For my part, I think I’m actually opposed to them as an entity. Not because I am ashamed and not because I disagree with the provision of mental health education, but because the more noise they make about being proud to be mental, the more they actually alienate us from the rest of society. Paradoxically, although factions of them seek to change attitudes, in my view the more attention they draw to actually being mental, the more they distance themselves (and, by proxy, other crackpots) from the rest of society.
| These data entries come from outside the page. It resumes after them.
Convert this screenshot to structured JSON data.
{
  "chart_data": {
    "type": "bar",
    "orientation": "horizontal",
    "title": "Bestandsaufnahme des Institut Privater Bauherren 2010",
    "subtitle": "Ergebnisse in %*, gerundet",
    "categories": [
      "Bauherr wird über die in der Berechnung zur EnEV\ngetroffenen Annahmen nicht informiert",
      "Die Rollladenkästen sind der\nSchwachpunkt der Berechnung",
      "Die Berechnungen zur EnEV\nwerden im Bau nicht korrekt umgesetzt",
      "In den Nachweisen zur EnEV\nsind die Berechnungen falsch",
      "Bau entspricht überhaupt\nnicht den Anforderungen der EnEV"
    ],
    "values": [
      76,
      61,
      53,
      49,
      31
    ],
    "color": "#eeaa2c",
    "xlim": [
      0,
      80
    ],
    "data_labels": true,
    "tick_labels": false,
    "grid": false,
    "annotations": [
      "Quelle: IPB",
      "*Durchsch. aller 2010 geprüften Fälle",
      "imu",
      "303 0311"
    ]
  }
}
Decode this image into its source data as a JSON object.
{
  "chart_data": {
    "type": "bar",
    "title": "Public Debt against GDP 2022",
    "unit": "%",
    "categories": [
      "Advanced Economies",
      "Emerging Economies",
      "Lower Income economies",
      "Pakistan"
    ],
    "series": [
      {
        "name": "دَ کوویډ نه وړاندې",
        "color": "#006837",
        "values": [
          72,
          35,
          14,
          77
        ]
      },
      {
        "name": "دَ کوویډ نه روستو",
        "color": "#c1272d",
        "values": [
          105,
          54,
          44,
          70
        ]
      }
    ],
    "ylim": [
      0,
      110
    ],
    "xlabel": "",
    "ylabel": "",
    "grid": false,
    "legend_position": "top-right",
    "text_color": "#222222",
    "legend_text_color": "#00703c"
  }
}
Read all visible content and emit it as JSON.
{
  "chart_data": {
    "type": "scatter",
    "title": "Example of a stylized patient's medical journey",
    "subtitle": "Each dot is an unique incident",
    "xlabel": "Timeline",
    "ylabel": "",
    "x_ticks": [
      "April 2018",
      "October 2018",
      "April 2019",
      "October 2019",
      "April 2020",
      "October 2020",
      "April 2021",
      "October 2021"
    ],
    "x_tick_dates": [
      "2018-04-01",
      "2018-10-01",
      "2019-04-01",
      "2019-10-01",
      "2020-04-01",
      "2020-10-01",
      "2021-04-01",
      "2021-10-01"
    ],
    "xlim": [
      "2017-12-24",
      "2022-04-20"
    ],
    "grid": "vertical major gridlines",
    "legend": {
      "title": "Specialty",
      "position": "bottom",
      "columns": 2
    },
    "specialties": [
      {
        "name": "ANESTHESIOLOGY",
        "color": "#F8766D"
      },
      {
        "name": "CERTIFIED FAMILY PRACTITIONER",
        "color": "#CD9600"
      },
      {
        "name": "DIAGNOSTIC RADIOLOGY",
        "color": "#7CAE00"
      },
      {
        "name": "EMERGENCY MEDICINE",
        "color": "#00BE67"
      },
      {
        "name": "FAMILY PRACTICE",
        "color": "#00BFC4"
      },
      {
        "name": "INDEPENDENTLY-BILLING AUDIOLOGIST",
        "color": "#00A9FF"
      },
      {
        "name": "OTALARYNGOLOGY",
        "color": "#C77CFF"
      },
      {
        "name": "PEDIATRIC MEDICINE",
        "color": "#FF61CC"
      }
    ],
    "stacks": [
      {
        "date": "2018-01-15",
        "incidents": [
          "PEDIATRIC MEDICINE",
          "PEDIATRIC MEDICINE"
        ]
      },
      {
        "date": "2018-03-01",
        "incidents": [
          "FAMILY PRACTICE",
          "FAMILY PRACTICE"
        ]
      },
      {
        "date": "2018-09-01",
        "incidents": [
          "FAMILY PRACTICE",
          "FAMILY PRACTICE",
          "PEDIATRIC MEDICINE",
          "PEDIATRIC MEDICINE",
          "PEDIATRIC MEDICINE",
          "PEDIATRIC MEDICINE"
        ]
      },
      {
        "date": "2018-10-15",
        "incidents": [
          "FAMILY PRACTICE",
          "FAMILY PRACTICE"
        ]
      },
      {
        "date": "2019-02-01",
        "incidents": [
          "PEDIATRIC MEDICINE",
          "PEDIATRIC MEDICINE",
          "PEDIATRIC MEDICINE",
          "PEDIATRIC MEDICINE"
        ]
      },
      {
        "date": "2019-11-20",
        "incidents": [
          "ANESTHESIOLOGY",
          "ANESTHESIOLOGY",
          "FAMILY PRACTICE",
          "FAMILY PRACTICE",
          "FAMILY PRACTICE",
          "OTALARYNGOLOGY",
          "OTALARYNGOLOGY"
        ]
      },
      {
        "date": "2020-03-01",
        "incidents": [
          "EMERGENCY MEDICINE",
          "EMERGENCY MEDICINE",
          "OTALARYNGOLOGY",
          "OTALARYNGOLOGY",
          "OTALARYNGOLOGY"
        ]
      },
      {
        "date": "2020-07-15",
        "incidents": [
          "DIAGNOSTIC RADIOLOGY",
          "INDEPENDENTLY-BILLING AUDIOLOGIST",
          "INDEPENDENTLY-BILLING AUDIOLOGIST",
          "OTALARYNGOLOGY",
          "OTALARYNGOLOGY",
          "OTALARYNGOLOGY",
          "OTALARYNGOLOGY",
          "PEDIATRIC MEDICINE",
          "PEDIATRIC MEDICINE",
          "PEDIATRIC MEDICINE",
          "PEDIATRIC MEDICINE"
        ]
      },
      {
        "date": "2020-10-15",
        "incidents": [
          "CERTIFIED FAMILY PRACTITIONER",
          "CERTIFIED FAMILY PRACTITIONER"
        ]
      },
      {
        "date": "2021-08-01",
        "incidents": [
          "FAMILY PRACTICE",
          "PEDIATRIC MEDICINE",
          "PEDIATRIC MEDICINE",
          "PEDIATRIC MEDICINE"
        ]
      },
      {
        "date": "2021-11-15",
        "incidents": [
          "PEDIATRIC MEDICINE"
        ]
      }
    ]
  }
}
Education needs to be more subtle than the methods they advocate, especially when some of their own elements feel that abandoning treatment is a sensible and desirable course of action.
Yet, to complicate matters further, although we should be accepted by mainstream society insofar as that is possible (obviously I draw the line at people like Ian Brady or Peter Sutcliffe, both sufferers of mental illnesses), part of me does feel that we shouldn’t be ashamed of the fact that we are so clearly different from others in whatever nebulous way that may be. If almost all people from my admittedly very anecdotal survey agree that they wouldn’t switch off their mental health problems, then surely there must be something in them that feels being crazy is something of which we should not be ashamed, and indeed that has something to add to our lives as well as much to take away?